Maintaining Standard Operating Procedures (SOPs) is a hard and largely thankless task. As a GLP-compliant facility, Kingfisher International Incorporated (KFI) has wrestled with this from Day 1. How do we make SOPs that are sufficiently detailed for the regulatory framework under which we operate, yet are useful documents for the people on the “front-line” of our studies? As a Quality Associate at KFI, I had the responsibility this year to shepherd the annual SOP review process. Below is a summary of my tribulations and some helpful tips KFI has learned through the years to make SOP maintenance and distribution a smooth and fluid process:
• Designated Review Period: We designated January to March as our “Annual SOP Review Season!” A process known and “loved” by all employees at KFI. This designated three month period allows employees to plan for the added work that will be expected during the review period. All SOPs are reviewed biennially and those requiring review were evaluated, updated, and new training was implemented as required during this time. Trust me, we worked right up to the last day in March!
• Preliminary review personnel are key: Once we determined which SOPs required updating, we initiated our change control procedure which began with three preliminary reviewers who assessed whether or not the SOP was still relevant or if it needed revision, and if so, they made the first stab at changes. Dividing this responsibility between three people turned out to be the most efficient way to start this task as everyone had different opinions on relevancy and required changes (three heads ARE better than one!)
I quickly learned that assigning SOPs to employees was a difficult task as there are only a select few employees that have any idea how an endoscope works or how to perform a neurological exam on a puppy! Then, I had to deal with the deep sighs and aggravated glances that my coworkers made when I submitted to them a list of SOPs they were responsible for reviewing. I joked that anyone caught muttering complaints would have more SOPs on the next step!
• Responsibility isn’t all it’s cracked up to be: Once all SOPs were initially reviewed, I was responsible for going through every SOP and making the changes that were requested (or denying the changes, if unreasonable). I felt important and empowered accepting and denying changes made by my highly educated coworkers! I became the queen of all SOPs, until around the 40th SOP when my “throne” became littered with papers, people starting asking me where I have been, and some even suspected that I had gone mad grumbling at my screen for several days. Alas, the changes were made and summarized, three new unlucky reviewers were chosen and they were sent back out into “review-land” and the process repeated.
This second review turned out to be a very important step in the review process as small mistakes were made by accepting and rejecting changes, especially when reviewing SOP after SOP.

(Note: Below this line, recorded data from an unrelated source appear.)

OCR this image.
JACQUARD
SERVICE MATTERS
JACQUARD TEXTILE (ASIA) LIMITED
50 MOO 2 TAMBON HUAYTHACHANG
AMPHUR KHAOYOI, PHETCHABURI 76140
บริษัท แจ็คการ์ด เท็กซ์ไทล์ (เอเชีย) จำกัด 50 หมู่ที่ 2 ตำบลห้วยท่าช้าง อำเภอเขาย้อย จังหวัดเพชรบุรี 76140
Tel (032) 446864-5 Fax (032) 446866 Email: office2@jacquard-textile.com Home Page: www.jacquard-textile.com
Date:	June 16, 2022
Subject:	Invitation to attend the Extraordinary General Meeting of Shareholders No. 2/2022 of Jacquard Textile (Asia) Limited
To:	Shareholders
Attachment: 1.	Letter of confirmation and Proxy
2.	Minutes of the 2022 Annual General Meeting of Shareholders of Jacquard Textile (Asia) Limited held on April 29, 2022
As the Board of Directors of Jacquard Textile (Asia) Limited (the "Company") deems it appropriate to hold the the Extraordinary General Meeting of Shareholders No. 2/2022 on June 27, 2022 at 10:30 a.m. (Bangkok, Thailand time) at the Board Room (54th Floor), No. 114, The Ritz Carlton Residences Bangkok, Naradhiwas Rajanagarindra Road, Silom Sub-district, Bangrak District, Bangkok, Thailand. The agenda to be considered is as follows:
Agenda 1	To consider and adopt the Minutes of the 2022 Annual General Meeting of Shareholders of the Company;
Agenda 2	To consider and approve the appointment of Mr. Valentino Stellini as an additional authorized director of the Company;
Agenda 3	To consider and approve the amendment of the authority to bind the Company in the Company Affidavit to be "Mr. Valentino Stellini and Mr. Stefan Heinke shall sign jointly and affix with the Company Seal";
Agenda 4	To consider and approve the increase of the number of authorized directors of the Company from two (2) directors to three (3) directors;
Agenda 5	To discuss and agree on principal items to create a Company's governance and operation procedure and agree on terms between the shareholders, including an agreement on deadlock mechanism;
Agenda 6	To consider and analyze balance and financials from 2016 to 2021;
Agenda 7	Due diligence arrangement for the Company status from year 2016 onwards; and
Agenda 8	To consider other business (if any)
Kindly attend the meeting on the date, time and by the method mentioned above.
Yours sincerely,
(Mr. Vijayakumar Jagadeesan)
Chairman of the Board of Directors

• Finalizing the reviewed work: The last phase was the SOP review proper (the approval process), where individuals with “ownership” over specific SOPs were invited to revisit any changes and update the document. These people included: the originator of the SOP, Quality Systems and Test Facility Management. All were required to sign off on the final product. Any SOPs involving animal procedures were routed to our Animal Care Committee for a further welfare review and their comments were incorporated as appropriate. This part of the review was very efficient at eliminating restrictive wording within the SOP to avoid potential deviations and ensure each one meets the appropriate regulatory requirements.
For example, you wouldn’t want a SOP on how to mop to say that the mopping style must be in figure eights – Every time you scrubbed a spot of dirt, you would deviate!
• Making the final product easily accessible to all: Finally, our Document Control Officer took over (deep sigh of relief). She spent hours printing the finalized master SOPs on brilliant salmon coloured paper in order to easily differentiate between an original SOP and a copy. She then made true paper copies to be maintained for audit purposes and “working” copies in PDF format to be maintained on our server. The working copies got “pushed” out to tablets located throughout our facilities; these tablets and ‘push’ capability has made a huge impact on the efficiency of our staff and SOP control process. Not only is finding an SOP as simple as scrolling for it through the PDF directory, but the staff are assured that the SOPs are current and are available when and where they need them. It is not uncommon to see someone performing a procedure with the tablet on the desk beside them, making sure they don’t deviate from the SOP.
I now understand why so much weight is placed on maintaining effective SOPs and why there are so many reviewers involved! One small typo could be the cause of many deviations and have the potential to affect the quality and integrity of a study. With all the things I learned this review season, I intend to re-establish my reign as SOP queen in 2016 with a new found confidence and understanding of the review, control and approval process!
Tanya New, BSc is a Quality Associate at Kingfisher International Inc.